Monthly Archives: February 2016

“May We Learn to Love”

Gray Day

Perceptive Prayer

by Grace Bauer

The beauty of summer nights
is how they go on—
light lingering so long we can
imagine ourselves immortal.
For moments at a time.

And winter days—
their own kind of beauty.
Any swatch of color:
hint of leaf bud, sway
of dried brown grass, even litter—

a bright yellow bag
light enough for the breeze
to lift and carry,
can render itself as pleasure
to an eye immersed in gray.

May we learn to love
what is both
ordinary and extra.
May our attention be
a kind of praise.
A worship of the all
there really is.

from Nowhere All at Once
Stephen F. Austin University Press, 2014

When my own eyes are “immersed in gray,” and I can’t see past what I perceive as insufficient, inconvenient and unacceptable, a poisonous resentment seeps in.

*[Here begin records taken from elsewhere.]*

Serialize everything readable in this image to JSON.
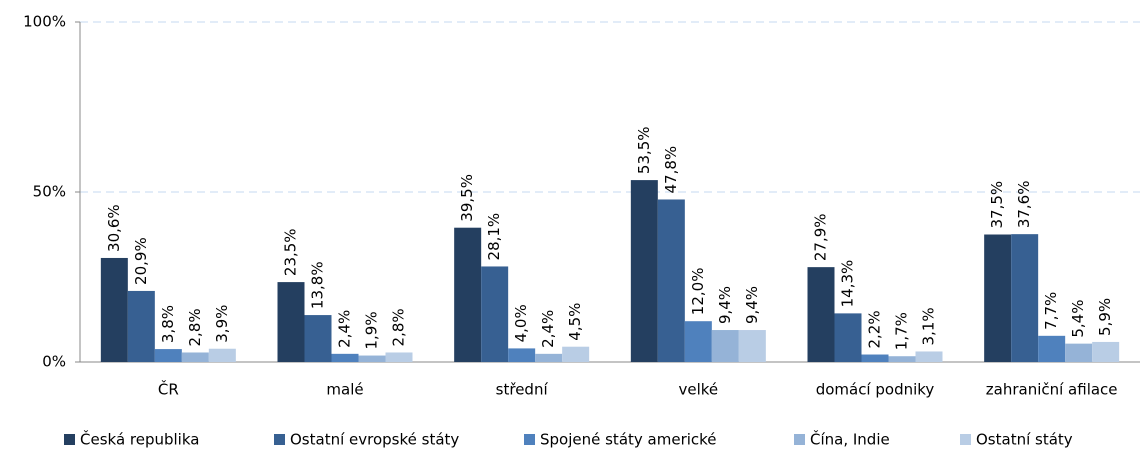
{
  "chart_data": {
    "type": "bar",
    "categories": [
      "ČR",
      "malé",
      "střední",
      "velké",
      "domácí podniky",
      "zahraniční afilace"
    ],
    "series": [
      {
        "name": "Česká republika",
        "color": "#243f60",
        "values": [
          30.6,
          23.5,
          39.5,
          53.5,
          27.9,
          37.5
        ],
        "value_labels": [
          "30,6%",
          "23,5%",
          "39,5%",
          "53,5%",
          "27,9%",
          "37,5%"
        ]
      },
      {
        "name": "Ostatní evropské státy",
        "color": "#376092",
        "values": [
          20.9,
          13.8,
          28.1,
          47.8,
          14.3,
          37.6
        ],
        "value_labels": [
          "20,9%",
          "13,8%",
          "28,1%",
          "47,8%",
          "14,3%",
          "37,6%"
        ]
      },
      {
        "name": "Spojené státy americké",
        "color": "#4f81bd",
        "values": [
          3.8,
          2.4,
          4.0,
          12.0,
          2.2,
          7.7
        ],
        "value_labels": [
          "3,8%",
          "2,4%",
          "4,0%",
          "12,0%",
          "2,2%",
          "7,7%"
        ]
      },
      {
        "name": "Čína, Indie",
        "color": "#95b3d7",
        "values": [
          2.8,
          1.9,
          2.4,
          9.4,
          1.7,
          5.4
        ],
        "value_labels": [
          "2,8%",
          "1,9%",
          "2,4%",
          "9,4%",
          "1,7%",
          "5,4%"
        ]
      },
      {
        "name": "Ostatní státy",
        "color": "#b9cde5",
        "values": [
          3.9,
          2.8,
          4.5,
          9.4,
          3.1,
          5.9
        ],
        "value_labels": [
          "3,9%",
          "2,8%",
          "4,5%",
          "9,4%",
          "3,1%",
          "5,9%"
        ]
      }
    ],
    "ylim": [
      0,
      100
    ],
    "yticks": [
      {
        "value": 0,
        "label": "0%"
      },
      {
        "value": 50,
        "label": "50%"
      },
      {
        "value": 100,
        "label": "100%"
      }
    ],
    "grid": true,
    "legend": "bottom"
  }
}
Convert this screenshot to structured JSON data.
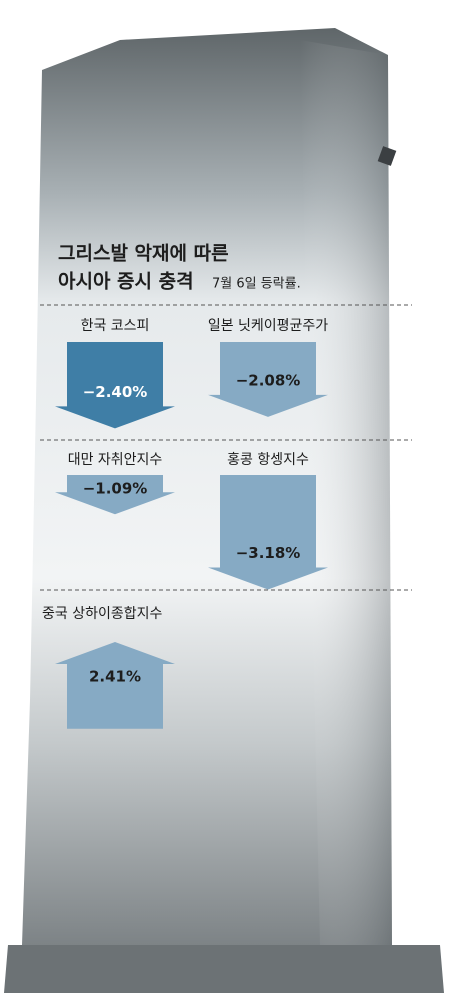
{
  "chart_data": {
    "type": "arrow",
    "title_lines": [
      "그리스발 악재에 따른",
      "아시아 증시 충격"
    ],
    "subtitle": "7월 6일 등락률.",
    "categories": [
      "한국 코스피",
      "일본 닛케이평균주가",
      "대만 자취안지수",
      "홍콩 항셍지수",
      "중국 상하이종합지수"
    ],
    "values": [
      -2.4,
      -2.08,
      -1.09,
      -3.18,
      2.41
    ],
    "value_labels": [
      "−2.40%",
      "−2.08%",
      "−1.09%",
      "−3.18%",
      "2.41%"
    ],
    "colors": [
      "#3f7ea6",
      "#86aac4",
      "#86aac4",
      "#86aac4",
      "#86aac4"
    ]
  }
}
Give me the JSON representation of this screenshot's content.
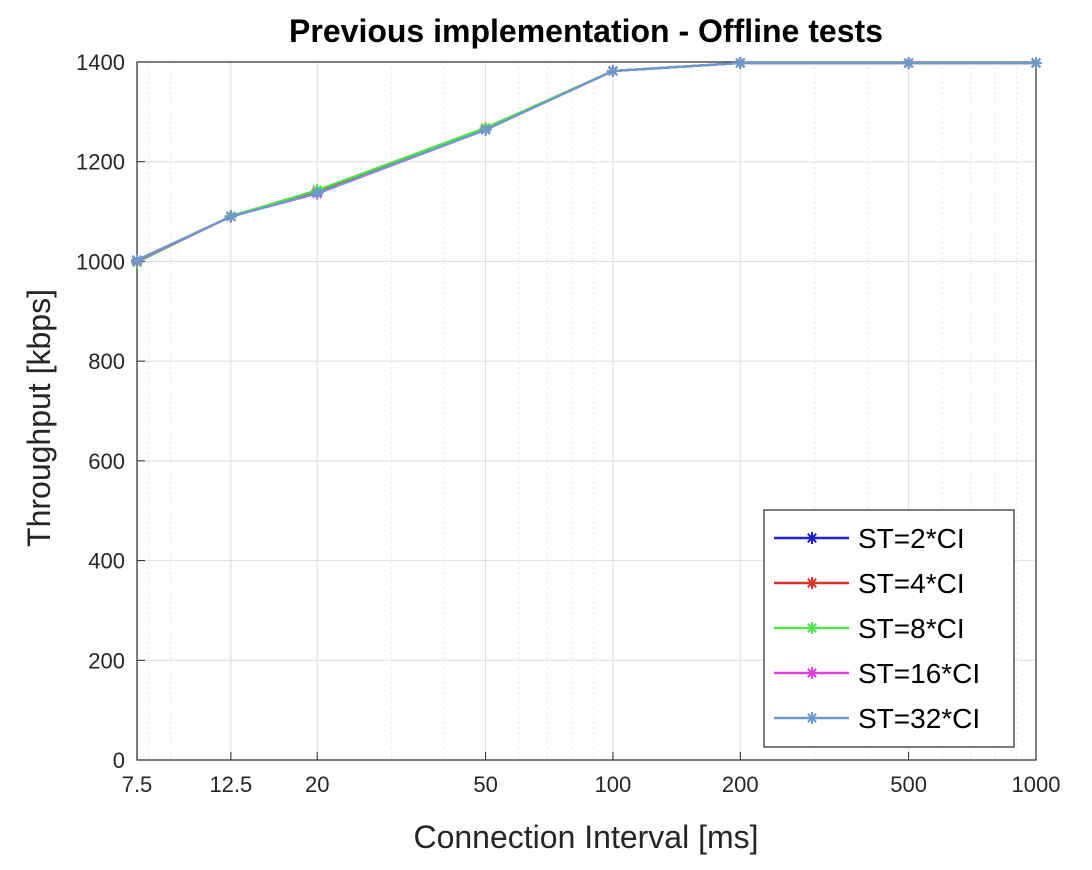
{
  "chart_data": {
    "type": "line",
    "title": "Previous implementation - Offline tests",
    "xlabel": "Connection Interval [ms]",
    "ylabel": "Throughput [kbps]",
    "xscale": "log",
    "xlim": [
      7.5,
      1000
    ],
    "ylim": [
      0,
      1400
    ],
    "x": [
      7.5,
      12.5,
      20,
      50,
      100,
      200,
      500,
      1000
    ],
    "xticks": [
      "7.5",
      "12.5",
      "20",
      "50",
      "100",
      "200",
      "500",
      "1000"
    ],
    "yticks": [
      "0",
      "200",
      "400",
      "600",
      "800",
      "1000",
      "1200",
      "1400"
    ],
    "grid": true,
    "legend_position": "bottom-right",
    "series": [
      {
        "name": "ST=2*CI",
        "color": "#1f1fd0",
        "values": [
          1002,
          1090,
          1138,
          1265,
          1382,
          1398,
          1398,
          1398
        ]
      },
      {
        "name": "ST=4*CI",
        "color": "#d9342b",
        "values": [
          1000,
          1090,
          1139,
          1266,
          1382,
          1398,
          1398,
          1398
        ]
      },
      {
        "name": "ST=8*CI",
        "color": "#4fe34f",
        "values": [
          998,
          1091,
          1143,
          1268,
          1382,
          1398,
          1398,
          1398
        ]
      },
      {
        "name": "ST=16*CI",
        "color": "#e23fe2",
        "values": [
          1001,
          1090,
          1136,
          1264,
          1382,
          1398,
          1398,
          1398
        ]
      },
      {
        "name": "ST=32*CI",
        "color": "#6a9bc9",
        "values": [
          1003,
          1090,
          1137,
          1264,
          1382,
          1398,
          1398,
          1398
        ]
      }
    ]
  }
}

Especially in the nearly colorless depths of winter, with snowbanks stained black and puddles of slush everywhere we step, it can be hard to feel grateful for the moments of plainer grace that are often all we have in life. We forget that even a piece of litter, a “yellow bag” the color of summer sun, can take on a quiet beauty, and bring us back to a present moment we have been rejecting, without even knowing it. Grace Bauer is a master of capturing the truth of human experience, often with a blend of humor and reverence. This poem reminds me of what poet and philosopher Mark Nepo says in The Book of Awakening: “As much as we want to be seen and known, it is the giving of attention that keeps us awake.” “Perceptive Prayer” shows us that how we perceive the world—how we choose to let it in—is much more important to our well-being than what we actually see. We are accustomed to celebrating what is “extra,” those moments of achievement, exotic vacations, and larger life events, but perhaps it is more transformative to make it our daily practice not just to praise the so-called ordinary, but also to worship it as “the all/there really is.”